キャリア・教育

2019.03.10 09:00

なぜ、自分の好きなように生きるのか|CEOの一冊 グリーベンチャーズ堤達夫

『自分のための人生』ウエイン・W・ダイアー(著)、渡部昇一(翻訳)

各界のCEOが読むべき一冊をすすめる本誌の連載「CEO’S BOOKSHELF」。今回は、「自分らしく生きる」きっかけとなる『自分のための人生』をグリーベンチャーズ代表取締役の堤達生が紹介する。


皆さんは、自分が本当にやりたいと思うことができていますか。私が本書を読んだのは、40歳を超えた頃。起業してからがむしゃらに走り続けてきて、ふと自分の人生を振り返り、「これでいいのだろうか」という、もやもやした不安感と虚無感を抱えていました。

とはいえ、事業はすこぶる順調。成長が期待できる、気概ある起業家をサポートするベンチャーキャピタリストという仕事に、強いやりがいを感じていました。その一方で、いつも誰かの期待に応えようと「こうあるべき」という型に自分を押し込み、やりたいことを我慢して生きていたように思います。
 
そんな私に、「グチャグチャ考えていないで、自分の好きなように生きればいい。この本を読んでみろ」と、元上司が勧めてくれた本書は、読んですぐに腹おちし、その後の生き方を変えてくれました。

「自分の好きなように生きる」と言っても、決して利己的な意味ではなく、「充実した人生は他から与えられるものではない。自分が何を選び、何をするかですべてが決まる。日々、自分を大切にして生きていこう」という意味です。
 
実は、一事を成し遂げた経営者たちに冒頭の質問をしたところ、「自分のために生きることが、結果として、会社や社員や家族の幸福に繋がっている」という答えが大半だったことも、本書や元上司の言葉を確かなものにしてくれました。
 
人は、社長や父親、夫など様々な役割を担っています。その役割を果たしていくだけの人生は「楽」だと感じる時もあるでしょう。しかし、自分を抑え込む我慢はいずれ限界を迎えます。

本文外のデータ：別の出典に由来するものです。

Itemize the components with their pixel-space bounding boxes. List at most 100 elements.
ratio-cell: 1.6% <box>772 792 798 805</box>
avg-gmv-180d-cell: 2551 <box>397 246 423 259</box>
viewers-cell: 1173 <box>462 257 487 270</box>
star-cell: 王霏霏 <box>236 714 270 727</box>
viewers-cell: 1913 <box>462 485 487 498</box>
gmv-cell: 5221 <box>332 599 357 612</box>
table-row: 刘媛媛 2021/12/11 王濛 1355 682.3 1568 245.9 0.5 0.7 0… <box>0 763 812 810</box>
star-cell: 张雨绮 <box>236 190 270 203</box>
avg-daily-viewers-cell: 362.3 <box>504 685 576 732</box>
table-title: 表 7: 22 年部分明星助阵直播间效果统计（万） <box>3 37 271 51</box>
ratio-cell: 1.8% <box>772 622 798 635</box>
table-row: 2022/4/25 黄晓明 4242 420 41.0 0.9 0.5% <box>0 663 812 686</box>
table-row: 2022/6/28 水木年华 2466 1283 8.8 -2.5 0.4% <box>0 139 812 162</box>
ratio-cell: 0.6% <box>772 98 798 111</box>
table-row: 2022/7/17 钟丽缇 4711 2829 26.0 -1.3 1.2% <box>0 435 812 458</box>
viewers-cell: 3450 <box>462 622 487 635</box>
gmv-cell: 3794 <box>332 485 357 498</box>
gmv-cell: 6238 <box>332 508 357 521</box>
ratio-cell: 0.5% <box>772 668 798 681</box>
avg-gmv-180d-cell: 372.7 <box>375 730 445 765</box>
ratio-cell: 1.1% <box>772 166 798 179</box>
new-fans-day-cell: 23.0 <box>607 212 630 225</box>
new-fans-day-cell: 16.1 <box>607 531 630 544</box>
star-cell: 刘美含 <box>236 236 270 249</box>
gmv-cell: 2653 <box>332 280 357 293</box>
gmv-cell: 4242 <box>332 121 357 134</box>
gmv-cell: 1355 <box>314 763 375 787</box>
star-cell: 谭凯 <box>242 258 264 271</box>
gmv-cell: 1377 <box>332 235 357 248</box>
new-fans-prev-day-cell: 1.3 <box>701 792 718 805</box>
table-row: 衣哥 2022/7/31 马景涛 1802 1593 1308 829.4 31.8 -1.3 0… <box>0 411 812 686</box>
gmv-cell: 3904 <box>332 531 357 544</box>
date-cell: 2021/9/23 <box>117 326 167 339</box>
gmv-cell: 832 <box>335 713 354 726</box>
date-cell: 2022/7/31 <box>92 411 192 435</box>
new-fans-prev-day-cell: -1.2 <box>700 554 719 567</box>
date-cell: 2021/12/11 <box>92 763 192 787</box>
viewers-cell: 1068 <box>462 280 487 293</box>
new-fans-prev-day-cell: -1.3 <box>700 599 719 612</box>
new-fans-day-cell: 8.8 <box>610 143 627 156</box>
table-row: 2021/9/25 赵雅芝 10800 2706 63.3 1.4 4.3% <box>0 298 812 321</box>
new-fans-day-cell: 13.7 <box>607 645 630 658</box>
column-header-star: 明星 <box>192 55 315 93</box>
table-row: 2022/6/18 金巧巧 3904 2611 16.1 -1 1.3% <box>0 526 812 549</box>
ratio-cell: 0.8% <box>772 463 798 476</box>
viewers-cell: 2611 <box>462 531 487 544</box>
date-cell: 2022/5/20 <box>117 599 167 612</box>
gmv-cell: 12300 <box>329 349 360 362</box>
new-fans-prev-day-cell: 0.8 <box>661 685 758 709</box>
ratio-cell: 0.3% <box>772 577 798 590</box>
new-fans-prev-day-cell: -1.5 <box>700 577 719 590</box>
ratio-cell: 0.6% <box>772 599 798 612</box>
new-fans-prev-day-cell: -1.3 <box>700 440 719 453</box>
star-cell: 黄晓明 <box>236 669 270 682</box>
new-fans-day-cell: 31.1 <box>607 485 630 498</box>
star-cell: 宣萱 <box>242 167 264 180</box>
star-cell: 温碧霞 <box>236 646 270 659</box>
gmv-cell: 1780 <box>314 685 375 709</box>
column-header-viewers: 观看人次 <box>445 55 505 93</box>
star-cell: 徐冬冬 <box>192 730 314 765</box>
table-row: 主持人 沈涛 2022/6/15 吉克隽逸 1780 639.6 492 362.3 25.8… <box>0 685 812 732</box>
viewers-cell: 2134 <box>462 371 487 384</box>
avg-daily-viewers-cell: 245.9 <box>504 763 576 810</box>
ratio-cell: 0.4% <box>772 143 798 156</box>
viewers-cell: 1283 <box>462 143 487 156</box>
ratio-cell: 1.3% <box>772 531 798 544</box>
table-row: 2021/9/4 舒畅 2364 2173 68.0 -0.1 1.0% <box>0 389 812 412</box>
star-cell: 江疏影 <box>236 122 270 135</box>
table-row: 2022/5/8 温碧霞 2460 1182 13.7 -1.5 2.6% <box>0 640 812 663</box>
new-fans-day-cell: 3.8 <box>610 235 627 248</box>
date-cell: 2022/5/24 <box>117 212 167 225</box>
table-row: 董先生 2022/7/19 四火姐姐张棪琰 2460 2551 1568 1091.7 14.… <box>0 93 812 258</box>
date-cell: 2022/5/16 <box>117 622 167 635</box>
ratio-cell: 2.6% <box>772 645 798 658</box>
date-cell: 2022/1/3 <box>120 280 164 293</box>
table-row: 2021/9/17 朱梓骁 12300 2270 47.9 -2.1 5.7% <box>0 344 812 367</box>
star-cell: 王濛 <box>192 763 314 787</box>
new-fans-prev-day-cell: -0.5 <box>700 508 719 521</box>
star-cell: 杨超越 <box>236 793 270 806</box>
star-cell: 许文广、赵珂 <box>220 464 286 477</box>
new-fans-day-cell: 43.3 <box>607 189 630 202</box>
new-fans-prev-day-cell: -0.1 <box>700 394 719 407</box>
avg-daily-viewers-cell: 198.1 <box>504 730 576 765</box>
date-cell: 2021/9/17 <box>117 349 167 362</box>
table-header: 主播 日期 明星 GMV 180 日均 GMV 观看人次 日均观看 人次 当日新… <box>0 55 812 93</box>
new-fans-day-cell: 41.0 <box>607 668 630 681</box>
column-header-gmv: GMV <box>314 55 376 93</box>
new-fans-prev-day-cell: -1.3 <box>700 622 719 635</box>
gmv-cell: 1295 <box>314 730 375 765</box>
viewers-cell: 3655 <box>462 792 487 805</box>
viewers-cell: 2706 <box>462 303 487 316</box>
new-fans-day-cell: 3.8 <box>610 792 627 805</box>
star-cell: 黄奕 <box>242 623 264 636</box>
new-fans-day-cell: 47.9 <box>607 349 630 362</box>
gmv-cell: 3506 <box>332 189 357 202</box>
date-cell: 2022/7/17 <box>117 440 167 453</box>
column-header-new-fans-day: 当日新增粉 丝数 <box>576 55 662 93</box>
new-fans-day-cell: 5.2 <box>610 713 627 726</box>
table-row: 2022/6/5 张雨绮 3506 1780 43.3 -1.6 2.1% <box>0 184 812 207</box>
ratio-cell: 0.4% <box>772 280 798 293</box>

そんな時、自分が心から面白いと思えるものに挑戦してみてください。自分で決めたことだからこそ、納得して打ち込めますし、心から楽しむこともできるはずです。同時に、その経験が人のためになり、本業のプラスになることも分かるでしょう。「自分がやりたいことをやった結果が人のためになる」という生き方に、限界はないのです。
 
ベンチャーキャピタルの世界は、見合うべき投資先が限られているため、それだけでは残念ながら一部の社会問題しか解決することはできません。そこで最近、私は地域創生という文脈で、地方で地のものを使って事業を行い地域を活性化していく会社に、本業とは関係なく、経営のアドバイスをするようになりました。これまでのベンチャーキャピタリストとしての人生に、「私」という一個人の生き方が加わったことで、人生がさらに多様で豊かになったことを実感しています。
 
もし、自分の人生に不安を感じたら、立ち止まって「自分で選び、自分で決める、自分のための人生」があることを思い出してください。そして、自分らしい道を見つけてほしいと思っています。

title:自分のための人生
Author:ウエイン・W・ダイアー(著)、渡部昇一(翻訳)
Data:三笠書房 1188円(税込) / 194ページ


つつみ・たつお◎三和総合研究所(現三菱UFJリサーチ&コンサルティング)、シーエー・キャピタル(現サイバーエージェント・ベンチャーズ、現YJFX)設立、リクルートを経て、2011年にグリー入社、グリーベンチャーズを立ち上げた。